You Don't Encourage Innovation By Hobbling The Innovative Platform

from the ah,-politicians dept

We’ve pointed out in the past, that the internet has always been a communications platform, not a broadcast platform, and that distinction is actually the key to understanding many of the “conflicts” you see online these days. The internet was built with core principles based on being a communication platform, and it was only much later, when the big broadcast content providers realized what was going on, that they started acting as if the internet must be a broadcast platform. That’s why they freak out about file sharing — because while it fits perfectly with the “communication” aspect, it violates their sense of what a broadcast platform should be.

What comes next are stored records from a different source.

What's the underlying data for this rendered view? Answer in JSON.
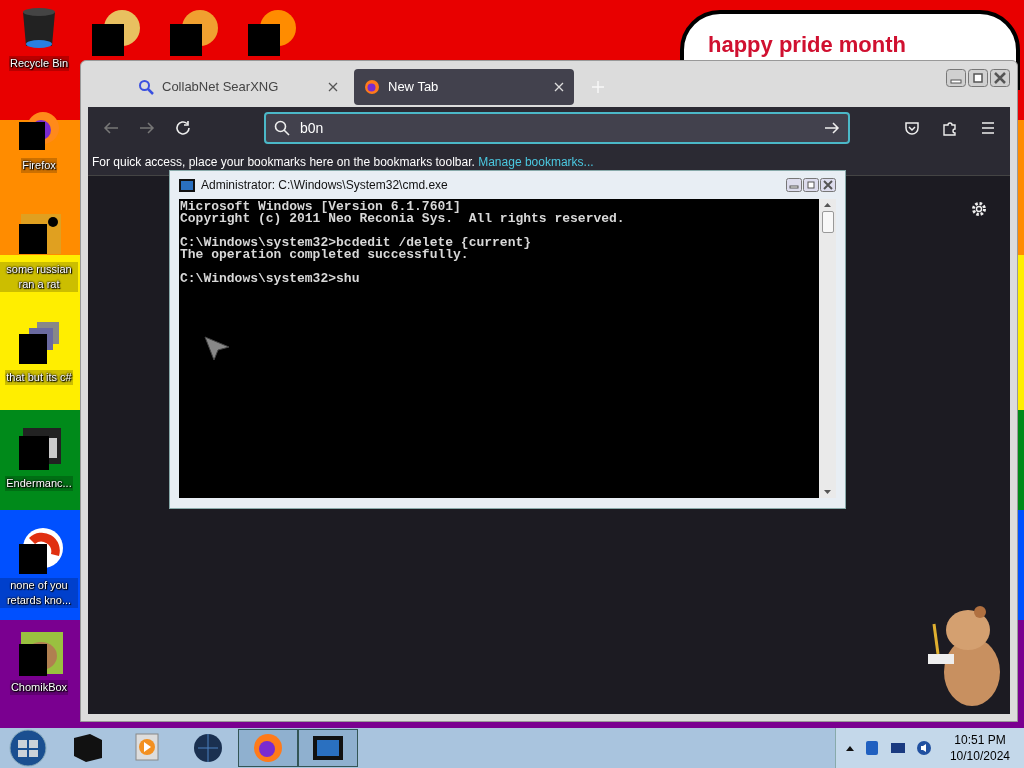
{
  "desktop": {
    "banner": "happy pride month",
    "icons": [
      {
        "label": "Recycle Bin",
        "kind": "bin"
      },
      {
        "label": "Firefox",
        "kind": "firefox"
      },
      {
        "label": "some russian ran a rat",
        "kind": "app"
      },
      {
        "label": "that but its c#",
        "kind": "stack"
      },
      {
        "label": "Endermanc...",
        "kind": "window"
      },
      {
        "label": "none of you retards kno...",
        "kind": "round"
      },
      {
        "label": "ChomikBox",
        "kind": "hamster"
      }
    ]
  },
  "browser": {
    "tabs": [
      {
        "title": "CollabNet SearXNG",
        "kind": "search",
        "selected": false
      },
      {
        "title": "New Tab",
        "kind": "firefox",
        "selected": true
      }
    ],
    "address": "b0n",
    "bookmarks_bar": {
      "text": "For quick access, place your bookmarks here on the bookmarks toolbar.",
      "link": "Manage bookmarks..."
    }
  },
  "cmd": {
    "title": "Administrator: C:\\Windows\\System32\\cmd.exe",
    "lines": [
      {
        "text": "Microsoft Windows [Version 6.1.7601]",
        "blank_before": false
      },
      {
        "text": "Copyright (c) 2011 Neo Reconia Sys.  All rights reserved.",
        "blank_before": false
      },
      {
        "text": "C:\\Windows\\system32>bcdedit /delete {current}",
        "blank_before": true
      },
      {
        "text": "The operation completed successfully.",
        "blank_before": false
      },
      {
        "text": "C:\\Windows\\system32>shu",
        "blank_before": true
      }
    ]
  },
  "taskbar": {
    "buttons": [
      {
        "kind": "box",
        "selected": false
      },
      {
        "kind": "media",
        "selected": false
      },
      {
        "kind": "globe",
        "selected": false
      },
      {
        "kind": "firefox",
        "selected": true
      },
      {
        "kind": "console",
        "selected": true
      }
    ],
    "time": "10:51 PM",
    "date": "10/10/2024"
  }
}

The problem, though, is that the big media companies have simply decided that rather than change to reflect the nature of the platform, the platform should change to reflect the nature of that ONE industry’s business. Unfortunately, at times they’re somehow able to convince politicians that the platform should change to adapt to them, rather than the other way around. That’s evident from this story submitted by SteveD about comments made by the UK’s “culture secretary” about “tightening up” online regulations to make them match TV regulations. This is really code for saying that we’re going to hobble the internet to make it act more like a broadcast medium, to keep those media companies happy. The column at the link above, by Bill Thompson, does a pretty good job destroying this argument, but it’s still worth noting that it’s even being made.

It’s amazing how clear the strategies are of the various companies when you view it through this lens. As a communications platform, there’s little reason to change most of the way the internet works. It does a great job. The only issue is how other companies should change to work with it. But too many politicians and industry insiders seem to think that they should totally inhibit this communications platform because they’re not able to simply wedge their existing business model onto that platform.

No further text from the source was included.